El lazo central en “Los sables” excluye los rencores o disputas y es de rendida adoración: Jiro Kokubu es el inflexible capitán del equipo de kendo y Mibu, su alumno de 19 años, lo venera. El equipo sale de campamento y Mibu aprende que el mundo de la sociedad no es “tan transparente ni tan bello” como el del deporte, en el que los conflictos se solucionan con sencillez porque hay “un resultado claro” para todos.
Tienta trazar un paralelo entre Mibu y su maestro Jiro (para quien “a uno sólo le quedaban dos opciones: hacerse fuerte y justo o suicidarse”) y el lazo que, a partir de mediados de los años sesenta, mantuvo Mishima con su asistente o kaishaku Masakatsu Morita, veinte años más joven que él, y con Ogawa y “Chibi” Koga, los otros dos miembros del círculo más íntimo de su Tatenokai (Asociación de los Escudos), una organización o especie de milicia privada creada en 1968 con el propósito de honrar al emperador y a los valores tradicionales de Japón. Se cuenta que Ogawa y Koga sintieron celos cuando Mishima planeó su inmolación final y ordenó que únicamente Morita muriese con él, delante del jefe del estado mayor del ejército, como protesta contra la desmilitarización de su país.
Tanto en “El sable” como en “Peregrinos en Kumano” asistimos a dos círculos.
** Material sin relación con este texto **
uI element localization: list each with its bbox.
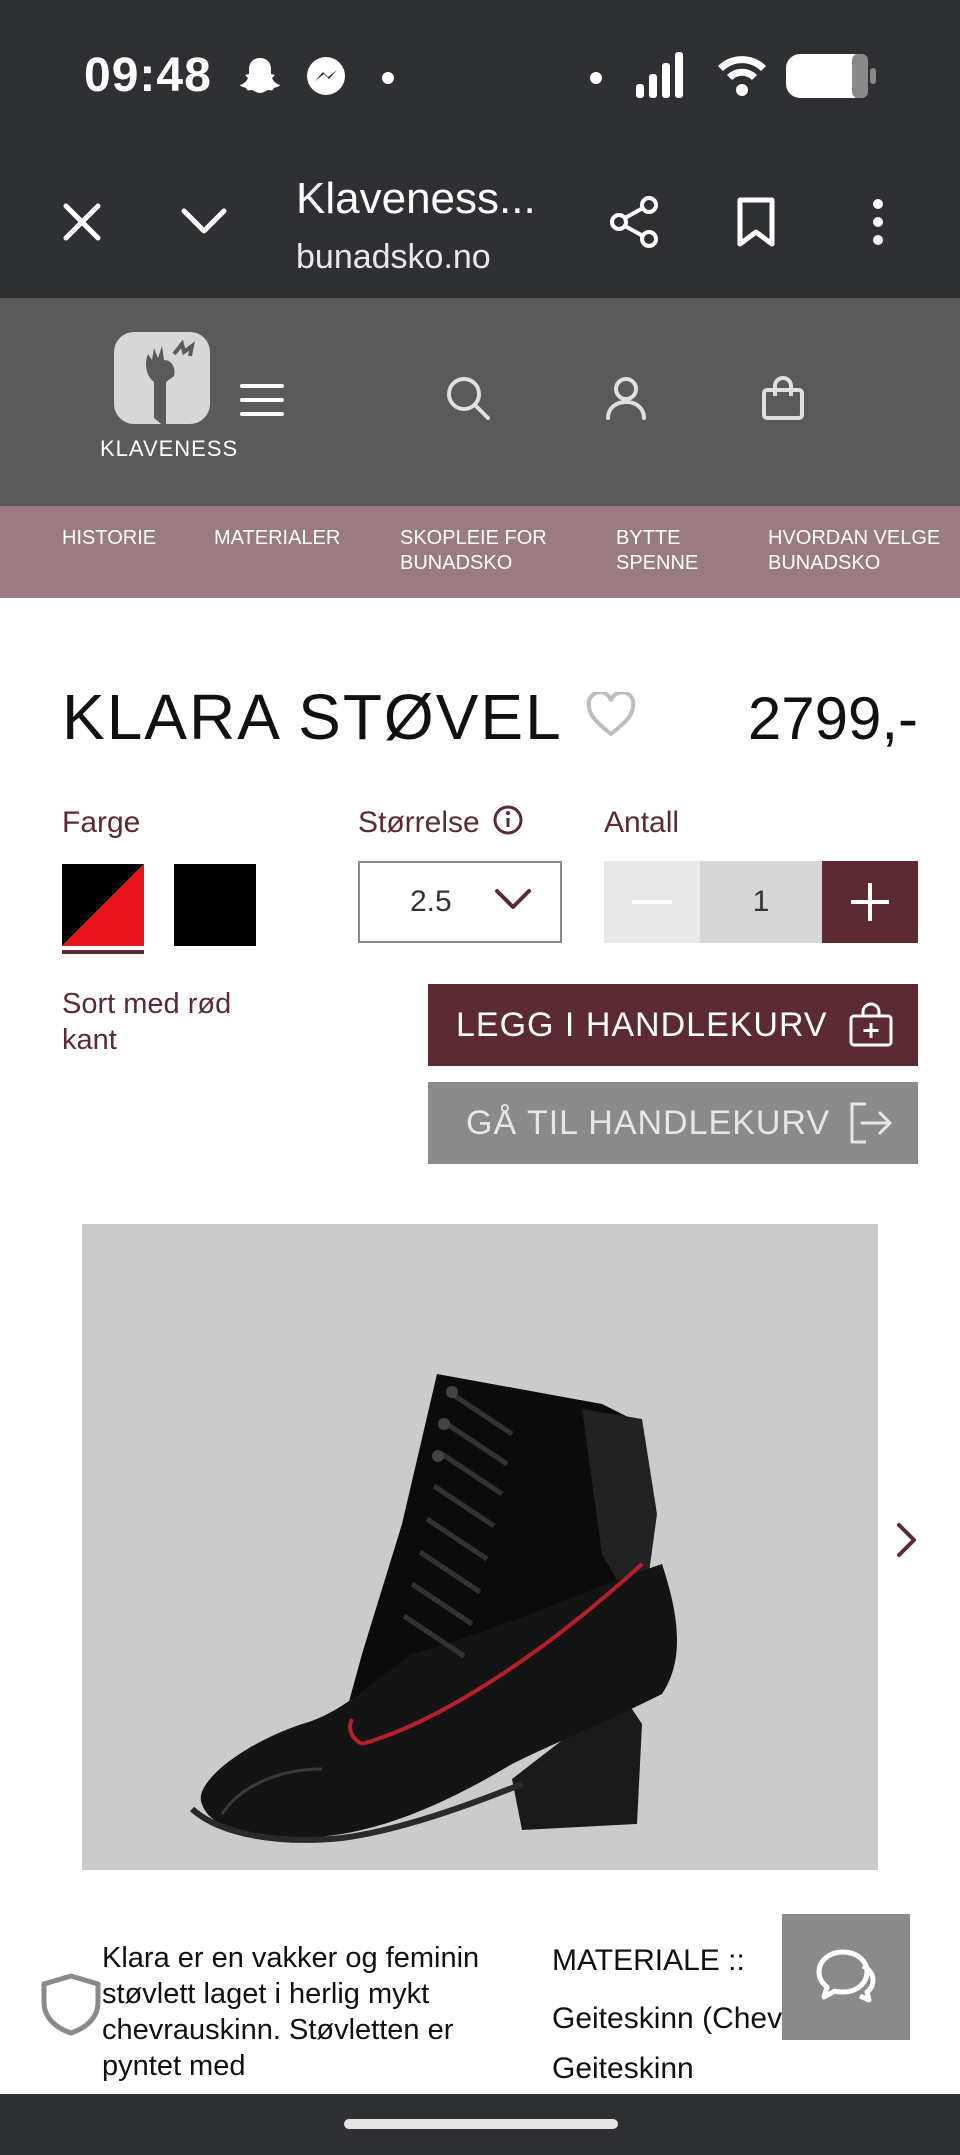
battery-icon <box>786 52 878 105</box>
snapchat-icon <box>236 52 284 105</box>
user-icon <box>606 377 646 420</box>
dot-icon <box>588 70 604 91</box>
go-to-cart-button[interactable]: GÅ TIL HANDLEKURV <box>428 1082 918 1164</box>
wifi-icon <box>716 52 768 101</box>
quantity-value[interactable]: 1 <box>700 861 822 943</box>
logo[interactable] <box>114 332 210 428</box>
menu-button[interactable] <box>234 372 290 428</box>
color-label: Farge <box>62 806 141 839</box>
favorite-button[interactable] <box>586 690 636 743</box>
minus-icon <box>632 900 672 904</box>
category-nav: HISTORIE MATERIALER SKOPLEIE FOR BUNADSK… <box>0 506 960 598</box>
bookmark-icon <box>737 197 775 247</box>
signal-icon <box>636 52 686 103</box>
color-swatch-black-red[interactable] <box>62 864 144 946</box>
search-button[interactable] <box>440 370 496 426</box>
messenger-icon <box>302 52 350 105</box>
product-price: 2799,- <box>747 685 918 752</box>
gallery-next-button[interactable] <box>896 1522 918 1563</box>
share-button[interactable] <box>602 190 666 254</box>
page-url[interactable]: bunadsko.no <box>296 238 556 277</box>
logo-text: KLAVENESS <box>100 436 239 461</box>
more-options-button[interactable] <box>846 190 910 254</box>
more-vertical-icon <box>873 199 883 245</box>
info-icon[interactable] <box>492 804 524 841</box>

En el segundo de estos cuentos, un clan de estudiantes y discípulos se congrega en torno a un viejo y colérico maestro poeta, “soltero de toda la vida”, quien debe hacer un viaje misterioso y para ello escoge como compañera a su criada y alumna Tsuneko, que “admiraba al profesor como a un dios a un sol”.
Si hubiese que recomendar un solo cuento de Los sables , acaso sería esta historia del profesor, de Tsuneko y de las razones ocultas para un viaje con algo de rito y algo de lección poética: en los versos, indica el maestro, “hay que saber esconder las emociones”. Mishima, de hecho, hablaba no sin vanidad de su “obra de arte de Kumano”, cuenta Rubio.
En cierta entrevista, el escritor japonés dijo que uno de los episodios más traumáticos de su vida fue cuando, tras la Segunda Guerra Mundial, el emperador japonés declaró que no era más un dios. “Sentí aquello como una especie de traición, una traición hacia quienes habían muerto por él.” En tal sentido, resulta esclarecedor que los cuentos más potentes y dramáticos de este libro pongan en escena la reverencia a una personalidad, cosa que al mismo tiempo el propio Mishima buscó a lo largo de su vida, a tal punto que llegó a retratarse desnudo y cubierto de flechas, como un moderno san Sebastián. En la amplia mayoría de estos relatos Mishima narra las causas y los efectos de una autoridad o un líder (amo, ídolo, maestro) que suscita abnegación. Está bien que la edición en inglés de estos mismos cuentos lleve, con notable tino, Acts of Worship (“actos de culto” o “actos de adoración “) a manera de título.